By: Nikki Steele
I went to the good 'ol Warped and this is what went down.
Vans Warped Tour has been showing music lovers for decades that you don't even need to leave the parking lot to have a good time.
Last week, Warped Tour stopped in Denver. This year's show differed from other years in one big way: the venue changed. For years, Warped was held in the parking lot of Mile High Stadium, but this year, they moved the event to the Pepsi Center. There were both pros and cons to this switch, the biggest con being that the layout of the Pepsi Center's parking lot put the main stages too close to the entrance. This made it easy for everyone to go to the main stages and see the big name bands, but it took something away too: you didn’t have to walk around the venue and stop at smaller stages to check out bands you’d maybe never heard of before on your way to the main acts. You weren’t as likely to discover new music. There was just no real need to venture past the main stages with the Warped setup this year, so for smaller bands, it had to be harder to gain a crowd and get heard. But, on the flipside, with this setup there was more shade, and if you know anything about Warped Tour, you know that some shade goes a long, long way.
This year, Warped Tour also tried to crack down on one of the more dangerous aspects: the crowd itself. VICE mentioned this in an article earlier this summer. Basically, every stage had a banner hanging that said if anyone was hurt moshing or crowd-surfing and tried to sue, there would be no more Warped Tour. Quite the threat.
But this is Warped Tour.
So the banner didn’t inspire change amongst the crowd behavior, nor the bands. In fact, the pleas from artists for a circle pits and rowdiness were common. During Pierce The Veil's show, the audience got so riotous that lead singer Vic Fuentes shouted at us to “keep each other safe.” He then turned around and dedicated a song to the crowd surfers, which turned the audience into an anthropomorphic California beach scene. Though the banner went unfollowed, Fuentes’ words actually did not. Moshers were respectful. They picked fallen kids up and they avoided throwing themselves into anyone who didn’t look prepared. They kept the punk rock spirit that has and still is Warped Tour alive, but they managed to still watch out for their fellow concertgoers.
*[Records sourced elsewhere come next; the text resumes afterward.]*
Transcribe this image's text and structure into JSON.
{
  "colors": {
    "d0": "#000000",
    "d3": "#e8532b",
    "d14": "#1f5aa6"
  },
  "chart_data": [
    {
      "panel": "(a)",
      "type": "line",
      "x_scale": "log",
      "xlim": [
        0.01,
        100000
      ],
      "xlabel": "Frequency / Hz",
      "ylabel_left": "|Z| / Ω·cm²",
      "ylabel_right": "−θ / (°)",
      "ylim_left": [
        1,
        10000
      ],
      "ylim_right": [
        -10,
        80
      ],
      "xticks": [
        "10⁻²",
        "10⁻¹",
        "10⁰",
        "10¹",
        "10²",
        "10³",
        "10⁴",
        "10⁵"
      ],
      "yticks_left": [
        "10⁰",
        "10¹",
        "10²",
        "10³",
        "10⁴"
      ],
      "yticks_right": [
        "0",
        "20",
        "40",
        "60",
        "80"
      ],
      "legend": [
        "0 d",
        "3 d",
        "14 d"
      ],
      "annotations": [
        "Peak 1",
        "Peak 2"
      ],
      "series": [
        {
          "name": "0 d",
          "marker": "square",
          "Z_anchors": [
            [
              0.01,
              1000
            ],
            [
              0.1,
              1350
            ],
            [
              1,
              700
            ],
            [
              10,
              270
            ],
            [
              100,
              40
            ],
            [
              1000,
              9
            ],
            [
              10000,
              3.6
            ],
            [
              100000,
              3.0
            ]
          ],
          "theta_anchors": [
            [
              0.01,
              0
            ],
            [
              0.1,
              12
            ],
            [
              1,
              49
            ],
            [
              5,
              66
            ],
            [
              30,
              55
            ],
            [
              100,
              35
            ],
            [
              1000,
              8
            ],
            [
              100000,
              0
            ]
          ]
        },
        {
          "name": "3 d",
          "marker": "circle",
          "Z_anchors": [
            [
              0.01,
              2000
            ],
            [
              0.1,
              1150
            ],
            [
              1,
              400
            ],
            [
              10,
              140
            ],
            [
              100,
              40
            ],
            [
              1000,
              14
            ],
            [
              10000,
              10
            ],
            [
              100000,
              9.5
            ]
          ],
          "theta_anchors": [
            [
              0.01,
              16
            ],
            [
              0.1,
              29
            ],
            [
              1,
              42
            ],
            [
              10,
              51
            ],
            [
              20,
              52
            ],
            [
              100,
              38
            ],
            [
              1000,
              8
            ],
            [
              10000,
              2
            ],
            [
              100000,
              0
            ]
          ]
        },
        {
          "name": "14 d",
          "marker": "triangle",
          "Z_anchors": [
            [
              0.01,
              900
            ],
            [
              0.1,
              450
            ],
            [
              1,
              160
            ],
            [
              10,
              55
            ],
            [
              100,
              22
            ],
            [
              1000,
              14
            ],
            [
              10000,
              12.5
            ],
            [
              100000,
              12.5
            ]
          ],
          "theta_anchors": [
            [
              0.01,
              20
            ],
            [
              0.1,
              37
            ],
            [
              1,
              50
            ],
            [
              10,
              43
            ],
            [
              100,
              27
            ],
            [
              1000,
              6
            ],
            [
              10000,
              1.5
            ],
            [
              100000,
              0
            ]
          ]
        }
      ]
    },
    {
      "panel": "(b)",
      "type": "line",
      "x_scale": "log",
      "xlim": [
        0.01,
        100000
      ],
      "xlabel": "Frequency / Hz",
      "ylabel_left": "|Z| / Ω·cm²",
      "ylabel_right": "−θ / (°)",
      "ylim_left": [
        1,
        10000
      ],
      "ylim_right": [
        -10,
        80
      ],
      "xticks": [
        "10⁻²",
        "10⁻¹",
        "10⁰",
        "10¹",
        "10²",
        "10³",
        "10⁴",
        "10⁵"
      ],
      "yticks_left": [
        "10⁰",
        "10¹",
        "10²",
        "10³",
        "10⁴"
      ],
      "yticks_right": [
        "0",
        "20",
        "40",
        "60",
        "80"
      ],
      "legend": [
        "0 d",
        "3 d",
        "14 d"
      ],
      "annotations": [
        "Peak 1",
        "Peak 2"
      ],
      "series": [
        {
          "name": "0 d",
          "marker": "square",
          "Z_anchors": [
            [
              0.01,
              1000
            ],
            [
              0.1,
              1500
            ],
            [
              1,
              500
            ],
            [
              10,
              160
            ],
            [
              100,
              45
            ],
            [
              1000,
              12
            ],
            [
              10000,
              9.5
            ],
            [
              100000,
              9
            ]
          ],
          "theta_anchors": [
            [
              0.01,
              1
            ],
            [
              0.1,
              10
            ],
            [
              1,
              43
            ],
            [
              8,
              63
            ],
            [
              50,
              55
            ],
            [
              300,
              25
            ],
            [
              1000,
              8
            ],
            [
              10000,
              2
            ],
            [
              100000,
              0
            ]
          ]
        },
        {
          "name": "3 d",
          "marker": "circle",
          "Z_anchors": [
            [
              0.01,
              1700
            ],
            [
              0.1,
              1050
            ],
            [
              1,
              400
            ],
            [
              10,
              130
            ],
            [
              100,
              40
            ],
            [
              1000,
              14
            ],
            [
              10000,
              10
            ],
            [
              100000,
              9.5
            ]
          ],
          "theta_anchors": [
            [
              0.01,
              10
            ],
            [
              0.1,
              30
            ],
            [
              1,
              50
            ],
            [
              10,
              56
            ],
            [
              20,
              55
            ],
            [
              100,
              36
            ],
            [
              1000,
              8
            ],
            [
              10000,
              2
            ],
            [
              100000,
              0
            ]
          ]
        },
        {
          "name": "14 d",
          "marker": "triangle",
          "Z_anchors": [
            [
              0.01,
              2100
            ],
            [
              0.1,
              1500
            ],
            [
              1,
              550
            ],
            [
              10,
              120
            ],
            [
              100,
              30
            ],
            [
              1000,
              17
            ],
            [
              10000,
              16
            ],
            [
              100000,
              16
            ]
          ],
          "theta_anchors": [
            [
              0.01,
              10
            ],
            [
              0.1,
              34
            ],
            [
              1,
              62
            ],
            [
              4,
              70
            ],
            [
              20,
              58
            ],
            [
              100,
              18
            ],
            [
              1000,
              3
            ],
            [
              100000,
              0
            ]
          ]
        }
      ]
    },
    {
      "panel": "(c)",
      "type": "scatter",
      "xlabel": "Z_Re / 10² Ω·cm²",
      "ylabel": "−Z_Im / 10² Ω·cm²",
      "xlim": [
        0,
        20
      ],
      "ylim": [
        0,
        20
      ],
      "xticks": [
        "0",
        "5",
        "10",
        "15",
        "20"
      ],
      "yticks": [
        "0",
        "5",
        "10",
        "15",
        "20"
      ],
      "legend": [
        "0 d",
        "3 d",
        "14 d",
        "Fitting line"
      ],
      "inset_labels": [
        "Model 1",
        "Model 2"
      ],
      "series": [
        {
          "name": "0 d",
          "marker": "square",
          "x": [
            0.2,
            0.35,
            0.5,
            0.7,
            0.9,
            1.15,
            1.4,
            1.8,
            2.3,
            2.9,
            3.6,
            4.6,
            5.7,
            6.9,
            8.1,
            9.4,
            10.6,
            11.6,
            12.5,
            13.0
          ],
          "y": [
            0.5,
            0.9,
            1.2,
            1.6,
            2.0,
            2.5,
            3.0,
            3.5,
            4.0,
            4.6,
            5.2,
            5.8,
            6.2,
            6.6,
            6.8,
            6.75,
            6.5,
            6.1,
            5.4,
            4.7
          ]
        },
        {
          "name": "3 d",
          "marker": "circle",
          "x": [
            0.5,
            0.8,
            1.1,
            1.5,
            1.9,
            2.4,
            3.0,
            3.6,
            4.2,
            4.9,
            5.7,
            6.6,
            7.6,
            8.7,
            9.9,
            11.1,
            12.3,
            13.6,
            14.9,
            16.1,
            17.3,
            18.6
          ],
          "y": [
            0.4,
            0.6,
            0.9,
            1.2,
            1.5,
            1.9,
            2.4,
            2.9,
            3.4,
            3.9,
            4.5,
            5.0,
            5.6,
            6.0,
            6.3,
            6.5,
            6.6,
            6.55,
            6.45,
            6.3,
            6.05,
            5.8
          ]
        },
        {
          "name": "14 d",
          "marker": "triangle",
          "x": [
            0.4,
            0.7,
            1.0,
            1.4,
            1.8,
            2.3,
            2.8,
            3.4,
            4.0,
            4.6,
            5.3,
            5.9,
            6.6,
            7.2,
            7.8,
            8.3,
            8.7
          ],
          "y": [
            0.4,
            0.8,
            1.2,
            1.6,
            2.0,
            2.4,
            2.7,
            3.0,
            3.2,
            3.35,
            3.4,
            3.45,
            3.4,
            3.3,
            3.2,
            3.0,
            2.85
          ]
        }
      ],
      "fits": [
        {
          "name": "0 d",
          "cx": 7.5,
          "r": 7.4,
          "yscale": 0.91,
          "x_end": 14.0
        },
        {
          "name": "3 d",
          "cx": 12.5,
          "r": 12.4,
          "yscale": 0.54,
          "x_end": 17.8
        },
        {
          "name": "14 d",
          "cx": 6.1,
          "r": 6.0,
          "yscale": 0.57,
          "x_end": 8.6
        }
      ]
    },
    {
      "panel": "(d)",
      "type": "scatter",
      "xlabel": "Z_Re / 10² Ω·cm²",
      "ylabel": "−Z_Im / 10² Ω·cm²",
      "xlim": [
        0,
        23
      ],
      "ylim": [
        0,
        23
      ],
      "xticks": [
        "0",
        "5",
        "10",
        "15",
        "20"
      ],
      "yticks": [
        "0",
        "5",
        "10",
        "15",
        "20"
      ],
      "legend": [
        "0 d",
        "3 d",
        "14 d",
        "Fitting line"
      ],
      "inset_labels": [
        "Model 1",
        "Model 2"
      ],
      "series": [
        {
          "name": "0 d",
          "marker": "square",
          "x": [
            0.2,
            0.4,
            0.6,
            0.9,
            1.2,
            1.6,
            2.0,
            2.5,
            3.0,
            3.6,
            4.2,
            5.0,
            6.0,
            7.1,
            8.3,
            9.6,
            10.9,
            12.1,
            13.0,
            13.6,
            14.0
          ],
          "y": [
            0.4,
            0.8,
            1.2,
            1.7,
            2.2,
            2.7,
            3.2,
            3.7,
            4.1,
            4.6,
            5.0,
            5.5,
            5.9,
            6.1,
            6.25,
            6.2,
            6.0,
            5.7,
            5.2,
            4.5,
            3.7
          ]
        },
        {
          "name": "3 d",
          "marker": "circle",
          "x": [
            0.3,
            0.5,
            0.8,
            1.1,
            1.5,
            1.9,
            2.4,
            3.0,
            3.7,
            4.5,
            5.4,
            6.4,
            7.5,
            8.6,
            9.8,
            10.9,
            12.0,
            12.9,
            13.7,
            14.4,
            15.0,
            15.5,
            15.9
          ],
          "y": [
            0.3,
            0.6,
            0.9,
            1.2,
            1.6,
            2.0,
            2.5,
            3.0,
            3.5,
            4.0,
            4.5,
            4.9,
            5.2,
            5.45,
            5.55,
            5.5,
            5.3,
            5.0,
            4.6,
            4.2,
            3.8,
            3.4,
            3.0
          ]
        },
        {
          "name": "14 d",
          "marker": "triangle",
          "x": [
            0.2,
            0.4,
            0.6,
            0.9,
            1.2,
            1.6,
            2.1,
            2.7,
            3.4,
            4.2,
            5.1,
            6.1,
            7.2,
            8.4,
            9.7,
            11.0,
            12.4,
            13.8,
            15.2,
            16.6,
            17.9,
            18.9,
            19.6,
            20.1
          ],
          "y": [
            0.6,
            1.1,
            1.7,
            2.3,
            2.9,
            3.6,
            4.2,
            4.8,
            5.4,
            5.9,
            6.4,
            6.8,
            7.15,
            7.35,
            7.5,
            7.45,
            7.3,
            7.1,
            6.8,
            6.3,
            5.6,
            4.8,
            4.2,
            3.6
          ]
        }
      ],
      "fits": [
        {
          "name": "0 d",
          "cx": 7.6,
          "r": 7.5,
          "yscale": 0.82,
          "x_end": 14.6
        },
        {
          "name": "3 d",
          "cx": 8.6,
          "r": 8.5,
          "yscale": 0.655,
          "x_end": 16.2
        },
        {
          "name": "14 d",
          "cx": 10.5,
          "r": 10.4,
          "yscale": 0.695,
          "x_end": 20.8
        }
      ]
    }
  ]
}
Beyond the new set-up and the crowd, let’s get to the bands. This year, headliner Asking Alexandria came forth with a new lineup. A few months ago, Danny Worsnop, the band’s original lead singer, left the group. Denis Stoff took over the lead spot, and although AA had played a few shows with Stoff, Warped was his real “coming out” tour. And he was great. Stoff sang the songs as if he had written them himself and had a stake in their meaning. And the rest of the band played like they always have, which helped to make it feel as if nothing changed.
New venue, new rules, new frontman. But luckily, the same good ‘ol Warped.